Das Anwesen ist mit Osterdeko geschmückt. Schlöndorff trägt eine schwarze, runde Brille und wirkt gelassen. Wie er seinen Geburtstag feiern möchte? „Glücklicherweise fällt der ja auf Ostersonntag. Also, wir werden Ostereier suchen, mit meiner Tochter und Freunden“, sagt er und lacht.
Fragt man Schlöndorff nach der Zukunft des Kinos, klingt er optimistisch. Bei den Oscars seien tolle Filme nominiert worden. Das prämierte Justizdrama „Anatomie eines Falls“ habe er dreimal gesehen, „Oppenheimer“ zweimal. „Diese Filme sind auch diejenigen, die im Kino erfolgreich waren“, findet der Regisseur. Mit mehr solcher Produktionen werde das Kino besser überleben. „Die Qualität setzt sich durch. Man geht nur dann ins Kino, wenn es wirklich etwas Besonderes ist.“ Jeder Besuch müsse ein Ereignis sein, denn heutzutage gingen die Menschen gezielt in besondere Filme. „Das ist eine Riesenchance für uns Filmemacher und auch für die Kinos.“
Schlöndorff gehört zu den großen deutschen Filmemachern. Die „Deutsche Welle“ bezeichnet ihn 2019 als einen „hochintelligenten Profi auf dem Regiesessel.“ Geboren wird er 1939 in Wiesbaden, wächst in Schlangenbad im Taunus auf, kommt als Schüler nach Frankreich und bleibt dort viele Jahre. Er geht als Regieassistent von Louis Malle, Alain Resnais und Jean-Pierre Melville bei Vertretern der Nouvelle Vague in die Lehre.
Zu seinem wohl größten Erfolg gehört „Die Blechtrommel“ aus dem Jahr 1979. Der Film wurde mit der Goldenen Palme in Cannes und einem Auslands-Oscar ausgezeichnet. „Dieser Titel sollte mir für den Rest des Lebens anhaften wie ein Markenzeichen“, schreibt er in seiner 2008 erschienenen Autobiografie „Licht, Schatten und Bewegung“.
Verfilmt hat Schlöndorff zum Beispiel auch Max Frischs „Homo Faber“ und Arthur Millers Drama „Tod eines Handlungsreisenden“ mit Dustin Hoffman und John Malkovich. Frisch schenkte ihm später seinen Jaguar – Schlöndorff übergab das Auto 2022 dem Museum Verkehrshaus der Schweiz.

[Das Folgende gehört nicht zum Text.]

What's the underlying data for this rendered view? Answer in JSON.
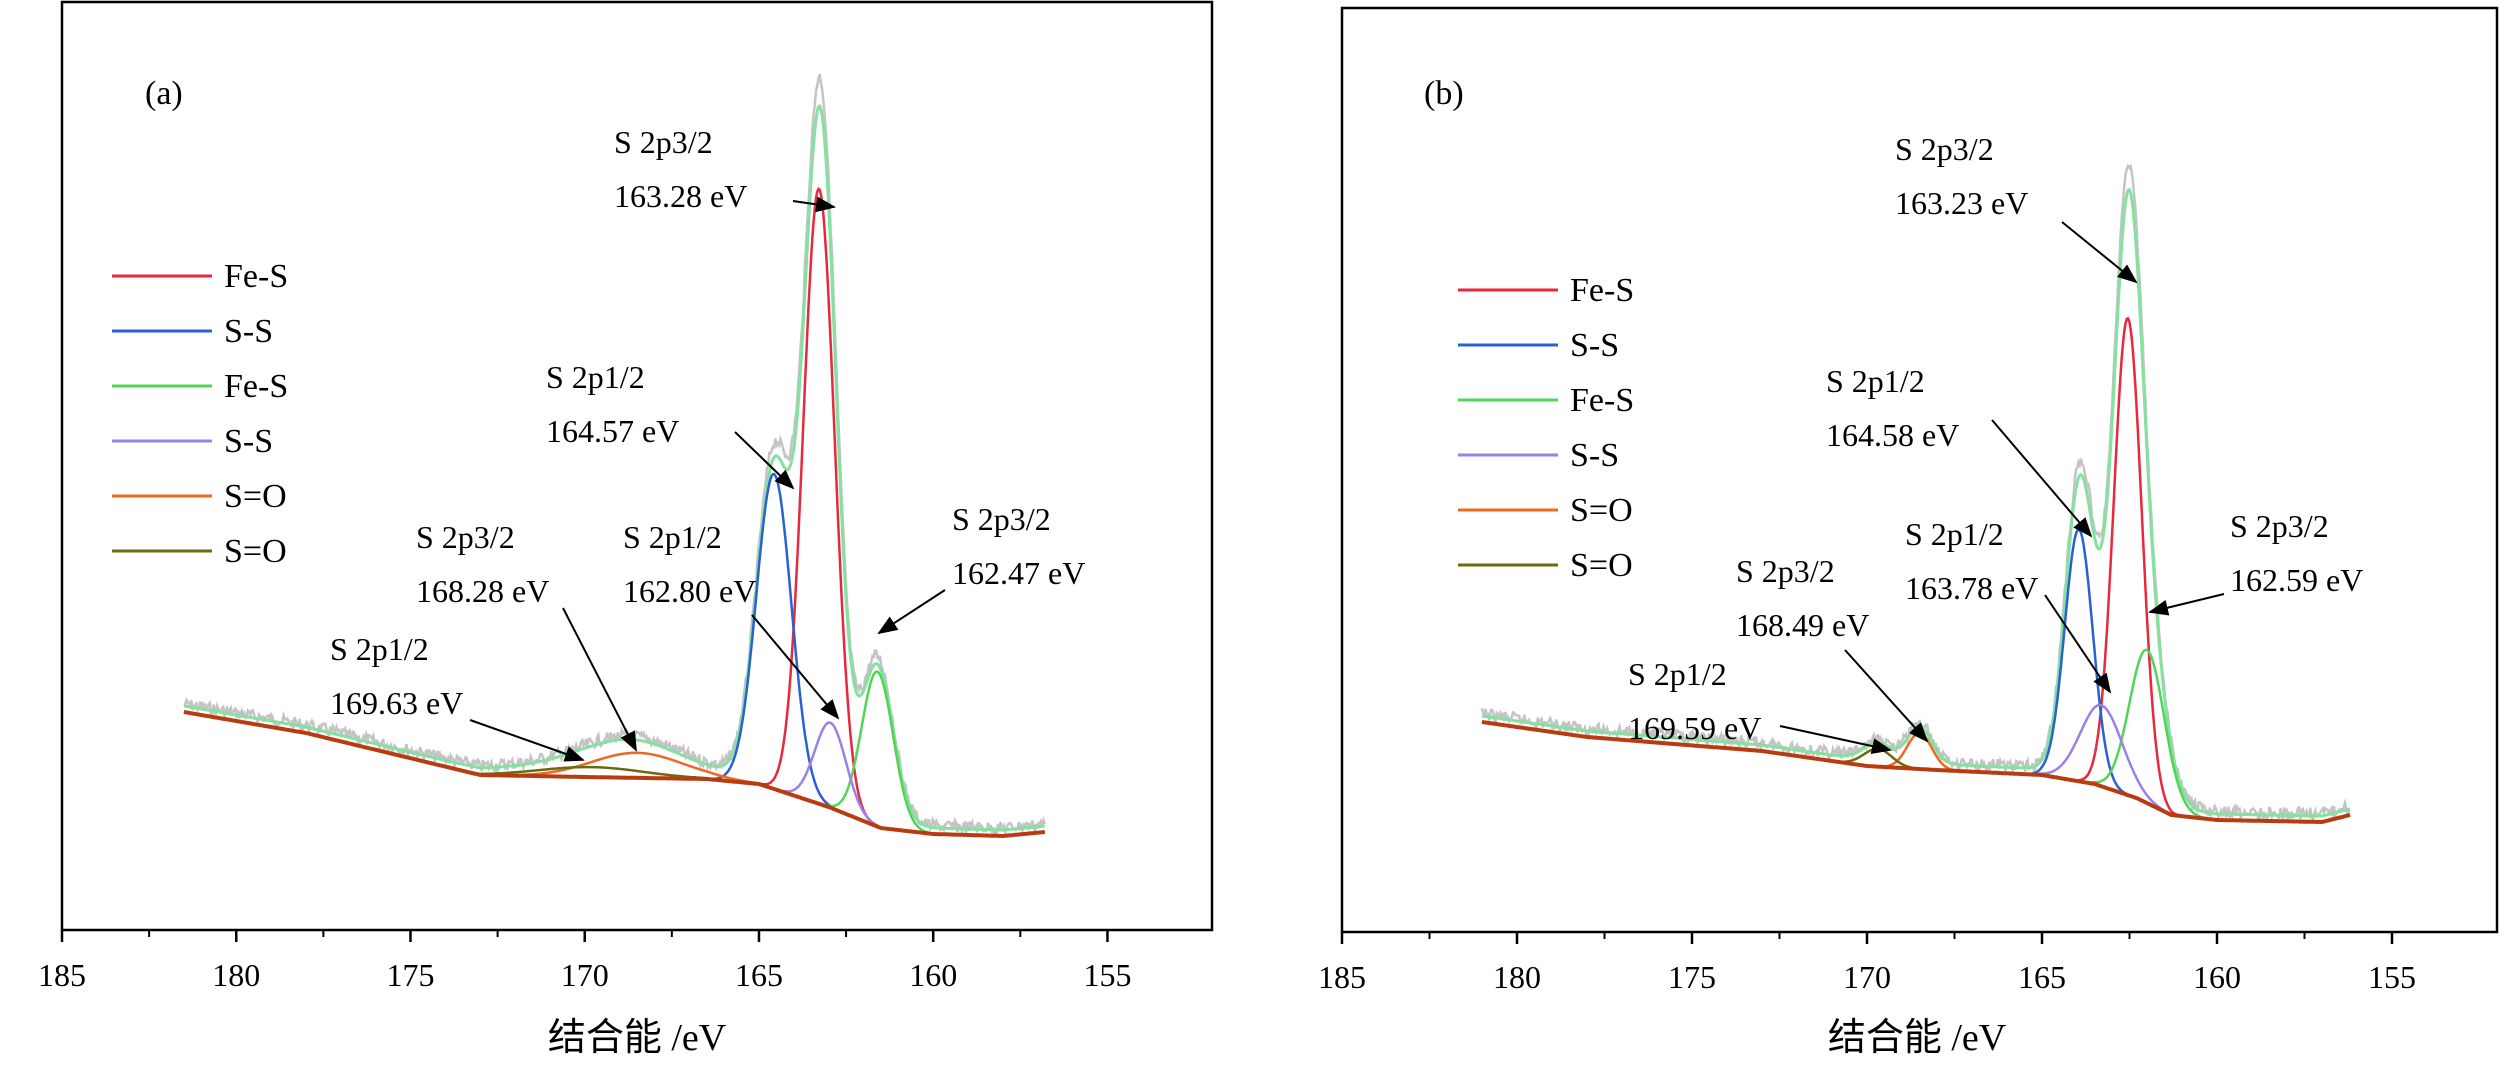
{
  "chart_data": [
    {
      "panel_label": "(a)",
      "type": "line",
      "xlabel": "结合能 /eV",
      "xlim": [
        185,
        152
      ],
      "x_reversed": true,
      "xticks": [
        185,
        180,
        175,
        170,
        165,
        160,
        155
      ],
      "legend_position": "middle-left",
      "legend": [
        {
          "label": "Fe-S",
          "color": "#e8283c"
        },
        {
          "label": "S-S",
          "color": "#2a60d6"
        },
        {
          "label": "Fe-S",
          "color": "#52d458"
        },
        {
          "label": "S-S",
          "color": "#9c80e8"
        },
        {
          "label": "S=O",
          "color": "#f06820"
        },
        {
          "label": "S=O",
          "color": "#6b6b10"
        }
      ],
      "series": [
        {
          "color": "#e8283c",
          "center": 163.28,
          "width": 0.45,
          "height": 0.615
        },
        {
          "color": "#2a60d6",
          "center": 164.57,
          "width": 0.5,
          "height": 0.315
        },
        {
          "color": "#52d458",
          "center": 161.6,
          "width": 0.45,
          "height": 0.155
        },
        {
          "color": "#9c80e8",
          "center": 162.95,
          "width": 0.45,
          "height": 0.085
        },
        {
          "color": "#f06820",
          "center": 168.5,
          "width": 1.3,
          "height": 0.025
        },
        {
          "color": "#6b6b10",
          "center": 169.8,
          "width": 1.5,
          "height": 0.01
        }
      ],
      "annotations": [
        {
          "line1": "S 2p3/2",
          "line2": "163.28 eV"
        },
        {
          "line1": "S 2p1/2",
          "line2": "164.57 eV"
        },
        {
          "line1": "S 2p3/2",
          "line2": "168.28 eV"
        },
        {
          "line1": "S 2p1/2",
          "line2": "162.80 eV"
        },
        {
          "line1": "S 2p3/2",
          "line2": "162.47 eV"
        },
        {
          "line1": "S 2p1/2",
          "line2": "169.63 eV"
        }
      ]
    },
    {
      "panel_label": "(b)",
      "type": "line",
      "xlabel": "结合能 /eV",
      "xlim": [
        185,
        152
      ],
      "x_reversed": true,
      "xticks": [
        185,
        180,
        175,
        170,
        165,
        160,
        155
      ],
      "legend_position": "middle-left",
      "legend": [
        {
          "label": "Fe-S",
          "color": "#e8283c"
        },
        {
          "label": "S-S",
          "color": "#2a60d6"
        },
        {
          "label": "Fe-S",
          "color": "#52d458"
        },
        {
          "label": "S-S",
          "color": "#9c80e8"
        },
        {
          "label": "S=O",
          "color": "#f06820"
        },
        {
          "label": "S=O",
          "color": "#6b6b10"
        }
      ],
      "series": [
        {
          "color": "#e8283c",
          "center": 162.55,
          "width": 0.4,
          "height": 0.53
        },
        {
          "color": "#2a60d6",
          "center": 163.95,
          "width": 0.4,
          "height": 0.28
        },
        {
          "color": "#52d458",
          "center": 162.0,
          "width": 0.5,
          "height": 0.17
        },
        {
          "color": "#9c80e8",
          "center": 163.3,
          "width": 0.6,
          "height": 0.09
        },
        {
          "color": "#f06820",
          "center": 168.5,
          "width": 0.35,
          "height": 0.04
        },
        {
          "color": "#6b6b10",
          "center": 169.7,
          "width": 0.4,
          "height": 0.02
        }
      ],
      "annotations": [
        {
          "line1": "S 2p3/2",
          "line2": "163.23 eV"
        },
        {
          "line1": "S 2p1/2",
          "line2": "164.58 eV"
        },
        {
          "line1": "S 2p1/2",
          "line2": "163.78 eV"
        },
        {
          "line1": "S 2p3/2",
          "line2": "162.59 eV"
        },
        {
          "line1": "S 2p3/2",
          "line2": "168.49 eV"
        },
        {
          "line1": "S 2p1/2",
          "line2": "169.59 eV"
        }
      ]
    }
  ]
}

Aktuell nimmt er sich sein nächstes Projekt vor: Einen Film über den italienischen Komponisten Antonio Vivaldi (1678-1741) nach einem Roman von Peter Schneider. „Die Musik, die wir heute in jedem Fahrstuhl hören, die ist überhaupt 200 Jahre lang verschollen gewesen“, erzählt Schlöndorff.
In seinem Film, der in italienischer Sprache entstehen soll, will er sich einer bestimmten Seite des Komponisten des weltbekannten Stücks „Vier Jahreszeiten“ widmen: Vivaldi als Musiklehrer in einem Waisenhaus für Mädchen. Jahrelang habe der geweihte Priester das erste weibliche Orchester Europas geleitet. „Das ist doch eine sehr, sehr spannende Geschichte.“ Es solle darum gehen, was Vivaldi für ein Mensch war. „Wahrscheinlich eine Art Melancholiker, der aber Momente unglaublicher Begeisterung hatte. Ein Revolutionär, der die Musik umgekrempelt hat.“
Das Projekt sei aber noch in den Kinderschuhen: Momentan werde nach Darstellerinnen und Darstellern sowie nach Geld gesucht. Er möchte es gemächlich angehen lassen. „Ich versuche, das in meinem Tempo zu machen. Und wenn es dieses Jahr nicht wird, dann wird es nächstes Jahr. Oder es wird gar nicht. Auch kein Unglück, weil ich dann eine interessante Beschäftigung gehabt habe.“
Schlöndorff sitzt am Computer in seinem Arbeitszimmer – ein heller Raum mit hohen Bücherregalen und einer breiten Fensterfront -, als gerade eine Bewerbung für eine Rolle in dem Filmprojekt ankommt. An einem Schrank hängen zahlreiche Medaillen verschiedener Wettbewerbe – mit 60 Jahren hat der Regisseur den Marathon für sich entdeckt.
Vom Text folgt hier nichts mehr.